At the top of the stairwell she hears the deep bass of the music. It’s so loud that by the time she reaches the bottom of the stairs she covers her ears. How can they have conversations like this? Before she walks by the family room to the garage, she prepares herself. She will walk quickly and glance casually toward the party. Then she’ll get four bottles of wine so that on the way back she can pretend to have trouble carrying them all, and will have to move slowly by the scene while appearing to be completely occupied.

She makes her move, taking a quick glance up, and then she stops and steps back toward the stairs to hide.

What was that?

She peeks back out, then pats herself down for her phone, a typical reaction when faced with danger. She reaches for her husband, for communication with him. Everything has to be shared with Gary or else she is alone. Her need is similar to wishing you had your camera when you see something incredible. Her husband is the camera, an instrument that helps her capture things she appreciates, fears, or doesn’t understand.

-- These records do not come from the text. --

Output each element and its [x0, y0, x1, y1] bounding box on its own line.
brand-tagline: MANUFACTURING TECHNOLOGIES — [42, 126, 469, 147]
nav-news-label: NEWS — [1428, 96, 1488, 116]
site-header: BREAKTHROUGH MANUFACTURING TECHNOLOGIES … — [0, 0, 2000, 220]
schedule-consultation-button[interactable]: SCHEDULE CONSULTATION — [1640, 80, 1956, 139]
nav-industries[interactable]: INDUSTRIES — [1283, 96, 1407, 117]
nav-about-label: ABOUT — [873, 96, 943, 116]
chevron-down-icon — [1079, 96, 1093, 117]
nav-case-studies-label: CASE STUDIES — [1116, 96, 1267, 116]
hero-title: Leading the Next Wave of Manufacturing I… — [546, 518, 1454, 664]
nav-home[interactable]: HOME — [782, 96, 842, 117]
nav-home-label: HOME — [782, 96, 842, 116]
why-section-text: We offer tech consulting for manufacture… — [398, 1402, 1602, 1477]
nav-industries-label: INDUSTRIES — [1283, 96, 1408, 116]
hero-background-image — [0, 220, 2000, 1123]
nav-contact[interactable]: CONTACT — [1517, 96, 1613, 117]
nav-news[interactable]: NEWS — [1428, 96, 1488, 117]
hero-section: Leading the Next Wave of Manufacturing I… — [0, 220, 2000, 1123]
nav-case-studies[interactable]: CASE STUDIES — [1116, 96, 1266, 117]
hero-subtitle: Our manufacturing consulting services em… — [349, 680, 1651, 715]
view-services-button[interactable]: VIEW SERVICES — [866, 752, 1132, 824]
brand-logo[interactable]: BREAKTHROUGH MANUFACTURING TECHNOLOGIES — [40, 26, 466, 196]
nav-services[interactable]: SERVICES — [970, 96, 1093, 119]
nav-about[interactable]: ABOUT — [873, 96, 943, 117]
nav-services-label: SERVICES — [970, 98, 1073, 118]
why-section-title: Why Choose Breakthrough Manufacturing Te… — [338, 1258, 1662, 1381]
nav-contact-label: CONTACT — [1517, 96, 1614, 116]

They are dancing. The kids are dancing. And yet they aren’t really dancing. She thinks of
It’s a Wonderful Life,
the scene where the kids are dancing on the platform over the pool, all quick and hoppy, like they’re high on malt powder. The music is lively—you can actually identify instruments—piano, saxophone. That’s
dancing. She listens to this music from the last step on the stairwell—
Booty, booty, booty, booty knocking everywhere
—and sees her son gyrating his buttocks so rapidly it’s like watching a hummingbird hovering over a honeysuckle. Then he slides to the right with his arms spread apart as if presenting a magic trick. After this arrangement he lifts his leg, a move she’d call the Pissing Dog if she had to give it a name, and gyrates with jackhammer speed.

She is so stunned to see Jake in this fashion that it takes her a moment to register the other kids. Girls are backed up against the boys, their asses gesturing wildly and their faces making
fucking
expressions. She finds herself envying this for a second—
I haven’t made that face forever!
But this doesn’t last long as she remembers that these girls are twelve and thirteen and just imitating someone making faces that a director in Hollywood says are fucking faces. Actual fucking faces aren’t nearly as appealing, she thinks, thinking of her own and of Gary’s face when he’s mid-o, a kind of stroke-like cry for help.

She’s sure the boys are all bonafied, or whatever the expression is—bonered up? Fully boned? Their expressions are very serious and focused, as if this were some kind of final exam. It’s then she grasps what everyone’s wearing. Basketball jerseys and baggy jeans, gold chains and baseball caps cocked over their eyes. The girls are in tight jeans, some in little shorts and tube tops; Christine’s daughter wears a purple basketball jersey that’s knotted below her breasts. She has on low-riding jeans, and a purple thong coasts over her hips. Barrett thinks of the show Jake watches about rappers’ houses, how some will end in the “family room” with a shot of “how we do,” which involves playing video games on a monstrous TV while scantily clad women dance around them, and by dancing she means humping nothing but dust motes, much like the scene before her. She doesn’t want to embarrass her son, so she just gapes. She’s gripped by fear that those women, those mothers, will come down and see what’s going on. Or maybe
they already know? Maybe this is “how they do,” too? No. Not possible.

She peeks out and raises her arm, hoping the gold glint of her jewelry will catch Jake’s eye. She feels like she’s stranded and trying to get the attention of a rescue plane. He finally notices her.

“Come here,” she mouths, using her pissed and publicly humiliated nonvoice.

He wades through the stream of teenage waste. She composes herself, then takes a step back so they’ll be out of ear- and eyeshot.